Né en Périgord en 1922, le jeune Hélie de Saint Marc a vibré aux récits de la Grande Guerre dans laquelle tant de familles, issues ou proches de l'ancienne noblesse, ont consacré dans le sang leur réconciliation avec le drapeau tricolore. C'est la génération du Grand Meaulnes avide de dépaysements et de sacrifice.

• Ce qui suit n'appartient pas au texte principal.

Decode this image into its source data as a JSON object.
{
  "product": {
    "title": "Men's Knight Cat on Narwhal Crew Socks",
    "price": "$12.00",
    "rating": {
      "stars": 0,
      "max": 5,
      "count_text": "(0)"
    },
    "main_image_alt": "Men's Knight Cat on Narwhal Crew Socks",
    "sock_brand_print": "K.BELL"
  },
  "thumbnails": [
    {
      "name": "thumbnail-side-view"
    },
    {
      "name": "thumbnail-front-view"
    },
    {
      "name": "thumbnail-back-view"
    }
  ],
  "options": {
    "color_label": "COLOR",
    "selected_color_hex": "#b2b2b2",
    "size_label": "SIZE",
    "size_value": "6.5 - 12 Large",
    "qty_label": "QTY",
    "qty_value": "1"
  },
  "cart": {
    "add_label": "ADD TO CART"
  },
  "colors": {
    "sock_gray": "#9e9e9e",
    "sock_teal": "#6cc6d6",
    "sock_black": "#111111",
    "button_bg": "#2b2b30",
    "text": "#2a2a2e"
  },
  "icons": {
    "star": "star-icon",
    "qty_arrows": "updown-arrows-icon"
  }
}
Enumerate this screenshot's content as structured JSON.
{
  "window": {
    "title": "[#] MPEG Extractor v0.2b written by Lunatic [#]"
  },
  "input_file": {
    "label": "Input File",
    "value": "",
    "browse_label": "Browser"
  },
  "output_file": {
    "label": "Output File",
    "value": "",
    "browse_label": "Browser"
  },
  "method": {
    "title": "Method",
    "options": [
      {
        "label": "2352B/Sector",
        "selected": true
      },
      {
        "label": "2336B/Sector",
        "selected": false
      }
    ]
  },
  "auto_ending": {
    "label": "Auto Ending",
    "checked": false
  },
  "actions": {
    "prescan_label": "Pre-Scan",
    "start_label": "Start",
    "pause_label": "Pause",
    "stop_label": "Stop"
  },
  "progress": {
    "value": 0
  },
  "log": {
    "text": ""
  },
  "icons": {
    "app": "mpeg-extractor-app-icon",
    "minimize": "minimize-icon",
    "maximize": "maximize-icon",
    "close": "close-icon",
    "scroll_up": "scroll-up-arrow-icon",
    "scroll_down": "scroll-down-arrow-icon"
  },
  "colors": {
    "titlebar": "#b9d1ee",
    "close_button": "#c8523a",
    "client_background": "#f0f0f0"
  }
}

L'histoire sera au rendez-vous de ses rêves, mais seules ses certitudes affectives et de solides ancrages moraux lui permettront d'en payer l'incroyable prix.

 

Après Les Sentinelles du soir (Les Arènes, 1999), Les Champs de braise (Perrin, 1995), Hélie de Saint Marc, August von Kageneck : Notre histoire (Les Arènes, 2002), son dernier ouvrage, Toute une vie, est un bilan, un testament ou un témoignage, en aucun cas une confession, une justification ou une mortification. La Résistance, Buchenwald, la Légion étrangère en Indochine puis en Algérie, la participation au putsch d'Alger, les prisons de Clairvaux et de Tulle et le difficile retour dans le civil à  Lyon, composent un destin exceptionnel. Avec des mots bouleversants, une rare hauteur de ton, une étonnante douceur et une sensibilité poétique toujours frissonnante, il rend compte d'une vie d'homme intense et sans compromission dont il ne renie aucun des engagements.

 

Historia - Qu'a signifié pour vous, à  18 ans, l'engagement dans la Résistance ?

 

Hélie de Saint Marc - L'orientation d'un adolescent tient à  peu de chose, un professeur, un ami, un livre, une rencontre. Au collège de Tivoli à  Bordeaux, l'aumônier était pétainiste et le supérieur résistant. Certains de mes amis se sont engagés dans la division Charlemagne et sont partis en croisade contre le communisme pour sauver l'Occident. Moi, je suis entré en mars 1941 comme agent de liaison dans le réseau Jade-Amicol du colonel Arnould. Ce dernier, très respectueux envers le général de Gaulle, gardait cependant ses distances car il dépendait de l'Intelligence Service. Par ailleurs, je n'avais pas un tempérament à  m'attacher inconditionnellement à  un seul homme. Le peu que je sais aujourd'hui de l'Histoire me conforte dans cette conviction.

 

H. - Comment peut-on, après les " leçons de déportation ", reprendre un fusil ?

 

H. de S. M. - On prend les fusils pour faire taire les fusils. Et puis, j'étais " un enfant de mai ". La défaite de 1940 a bouleversé le monde traditionnel et bien pensant de ma famille et la rage qui m'habitait alors a survécu aux épreuves de la déportation. Mon pays avait été vaincu, écrasé, déchiré et je me retrouvai, après Buchenwald, dans un monde qui pensait faire partie des vainqueurs. A la sortie de Saint-Cyr, l'écoeurement et le désir informulé de me perdre dans l'anonymat, mais aussi dans une fraternité humaine dont j'avais connu le prix dans les camps, m'ont conduit à  la Légion étrangère. C'était alors une unité d'élite qui répondait par sa légende et ses valeurs aux exigences de ma jeunesse.

 

H. - Qu'a signifié pour vous la perte de l'Indochine ?

 

H. de S. M. - Je suis " tombé en amour " de ce pays dès mon arrivée dans la baie d'Along en 1948. Après les camps, la vision était féerique et ma mission à  Talung, sur la frontière chinoise, m'a donné un sentiment d'accomplissement total. L'évacuation ordonnée en février 1950 est l'un de mes souvenirs les plus douloureux et honteux. Celui de nos partisans vietnamiens que nous avons trahis et abandonnés aux troupes du Viét-minh. C'était un crime et aujourd'hui encore je souffre de cette " blessure jaune " et je me sens en exil de ce pays tant aimé.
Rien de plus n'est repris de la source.